La commedia va in scena ogni giorno secondo il copione ormai consolidato del «purché si lavori», ma dietro le quinte lo sfruttamento ha raggiunto livelli di ferocia che farebbero impallidire un dramma come Furore. Quando John Steinbeck pubblicò il suo romanzo, i gps non esistevano ancora. Era il 1939, piena depressione, e i nuovi poveri degli stati del sud migravano verso la California in cerca della semplice, bruta sopravvivenza. Era gente talmente affamata da non avere alcun potere contrattuale e quindi perfetta per il cottimo dei proprietari terrieri. Ognuno di quei lavoratori stagionali aveva ovviamente una sua storia - uomini, donne, figli, individui che amavano e soffrivano - ma veniva percepito a malapena come parte di una massa pericolosa di nullatenenti o, peggio, come un'ottima occasione speculativa. Vi ricorda qualcosa? Guardate fuori dalla finestra.

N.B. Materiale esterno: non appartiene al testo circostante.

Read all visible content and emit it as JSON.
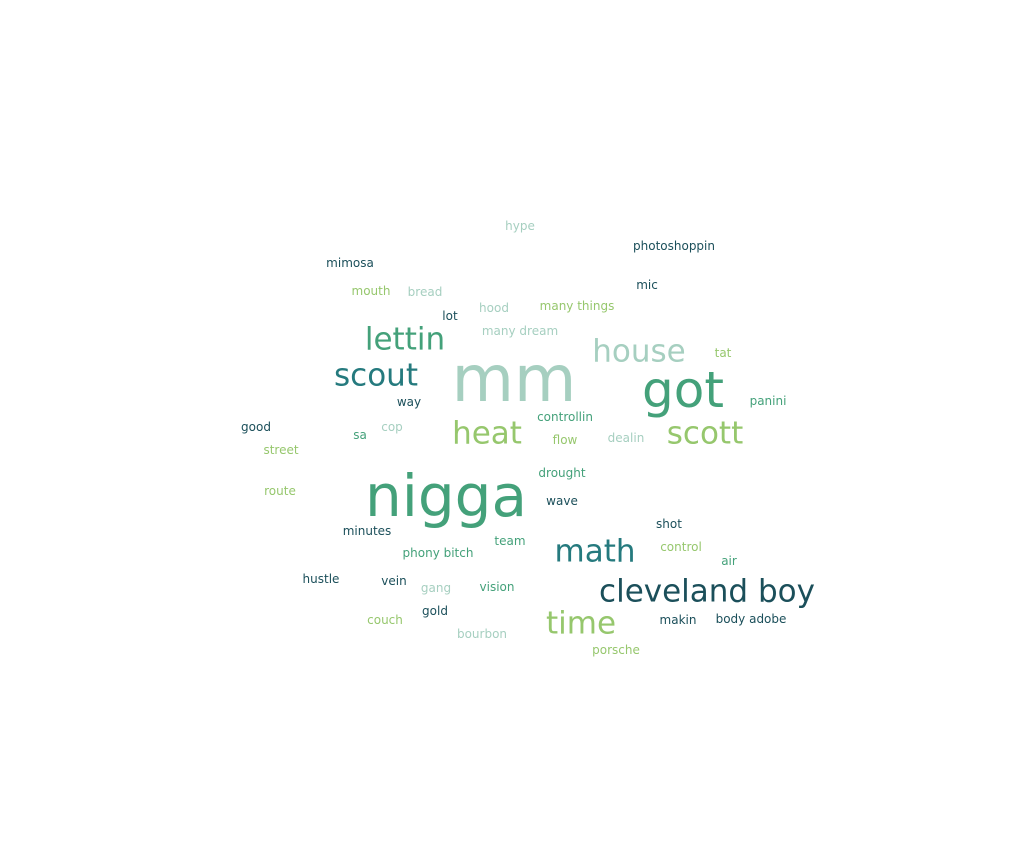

Il romanzo di Steinbeck, così pieno di passione e dolore, lasciava intuire una cosa importante per il futuro: sfruttata, offesa, ferita che fosse, quella gente non avrebbe smesso di arrivare. Altri avrebbero viaggiato per migliaia di chilometri, si sarebbero spezzati la schiena nei campi di pesche, ricacciando in gola l'orgoglio, la rabbia, tutto, in attesa solo di diventare cittadini. Senza cottimo, e forse oggi potremmo dire anche senza gps.